Een paar maanden geleden is er een nieuwe, hoge-resolutie foto van de kosmische achtergrondstraling genomen. Deze foto zou alle details over het begin van het universum moeten onthullen. Nu heeft een groep de foto minitieus onderzocht, waarmee ze een idee hebben over hoe het universum plotseling heel groot werd.
De meeste astronomen denken dat het universum in korte tijd extreem uitdijde, tot het ongeveer zijn huidige afmetingen had. De vorige foto's van de achtergrondstraling (de warmtestraling die is uitgezonden kort na de oerknal) bevestigden dit. Op die foto waren overal kleine 'brokjes' te zien, waar meer leek te zitten dan in andere delen. Dat waren de beginnetjes van sterren en sterrenstelsels. Aangezien de brokjes overal op de foto zaten, leek het universum wel degelijk op een mooie, egale manier zijn stervormende materiaal te hebben verspreid.
Archieffoto © thinkstock.
Toch waren er verschillen: aan één kant van de foto verschilde de brokjes onderling veel meer dan aan de andere kant. Die onregelmatigheid viel lastig te verklaren. Toen in maart van dit jaar een superscherpe foto werd gepresenteerd, hoopten astronomen dat het verschil eigenlijk een foto-foutje was. Helaas; ook de scherpe foto liet die 'scheefheid' zien.
Dus wilden de onderzoekers van de universiteit van Edinburgh een verklaring vinden. Die vonden ze uiteindelijk door twee oude theorieën te combineren, vertellen ze aan New Scientist.
Luchtbel in kokend water
Volgens hen ging het ontstaan van het universum als volgt: in het begin was er niet niets, maar was er een bol waarin het minuscule beginnetje van ons universum zich bevond. Doordat er om onduidelijke reden rimpeltjes in de bol ontstonden begon ons universum op te zwellen, zoals een luchtbel dat doet in een pannetje kokend water. Als het inderdaad zo gebeurd is, zou de 'bol' die ons universum omringt hebben gezorgd voor de onregelmatigheden in de achtergrondstraling, die we nu zien.
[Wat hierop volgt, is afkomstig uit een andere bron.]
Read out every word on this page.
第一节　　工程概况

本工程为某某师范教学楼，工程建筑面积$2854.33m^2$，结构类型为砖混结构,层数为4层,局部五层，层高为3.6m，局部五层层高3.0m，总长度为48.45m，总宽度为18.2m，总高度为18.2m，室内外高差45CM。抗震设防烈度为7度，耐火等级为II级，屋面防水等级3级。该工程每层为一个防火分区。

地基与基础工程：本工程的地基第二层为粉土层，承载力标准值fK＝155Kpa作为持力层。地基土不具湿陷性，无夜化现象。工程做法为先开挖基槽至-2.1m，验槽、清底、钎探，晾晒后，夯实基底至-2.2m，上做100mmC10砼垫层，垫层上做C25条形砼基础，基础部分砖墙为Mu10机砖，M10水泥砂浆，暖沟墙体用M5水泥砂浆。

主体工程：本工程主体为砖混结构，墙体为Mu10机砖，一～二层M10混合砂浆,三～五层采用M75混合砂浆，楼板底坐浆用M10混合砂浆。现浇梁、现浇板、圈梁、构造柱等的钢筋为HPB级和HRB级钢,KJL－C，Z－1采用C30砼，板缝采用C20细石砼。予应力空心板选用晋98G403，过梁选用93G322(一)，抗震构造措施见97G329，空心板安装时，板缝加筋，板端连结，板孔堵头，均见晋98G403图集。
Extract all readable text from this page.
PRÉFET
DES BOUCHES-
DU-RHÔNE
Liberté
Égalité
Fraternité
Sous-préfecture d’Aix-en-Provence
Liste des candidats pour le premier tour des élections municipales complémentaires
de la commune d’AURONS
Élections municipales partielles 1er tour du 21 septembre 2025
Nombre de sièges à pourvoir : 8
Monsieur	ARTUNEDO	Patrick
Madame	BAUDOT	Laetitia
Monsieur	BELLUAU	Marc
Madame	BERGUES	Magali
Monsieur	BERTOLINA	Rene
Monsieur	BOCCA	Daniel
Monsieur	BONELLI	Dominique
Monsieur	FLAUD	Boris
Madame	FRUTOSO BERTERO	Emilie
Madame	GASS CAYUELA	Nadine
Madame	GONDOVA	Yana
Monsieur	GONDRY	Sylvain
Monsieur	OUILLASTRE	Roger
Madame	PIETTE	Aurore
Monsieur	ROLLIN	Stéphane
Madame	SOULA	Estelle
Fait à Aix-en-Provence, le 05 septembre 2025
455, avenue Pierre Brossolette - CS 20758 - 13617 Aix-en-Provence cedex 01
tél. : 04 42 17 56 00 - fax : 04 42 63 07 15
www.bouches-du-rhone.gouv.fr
Het idee is nieuw en nog lang niet bewezen; daarvoor moeten er veel meer metingen gedaan worden. Sommige natuurkundigen denken nog steeds dat de onregelmatigheden in de foto gewoon foutjes van de camera zijn.
Bovendien breken astronomen hun hoofd al tientallen jaren over het begin van het universum en is de kans dat deze theorie dé verklaring is erg klein. Aan de andere kant laat het wel zien dat astronomen steeds meer leren en hun ideeën daarmee kunnen verfijnen.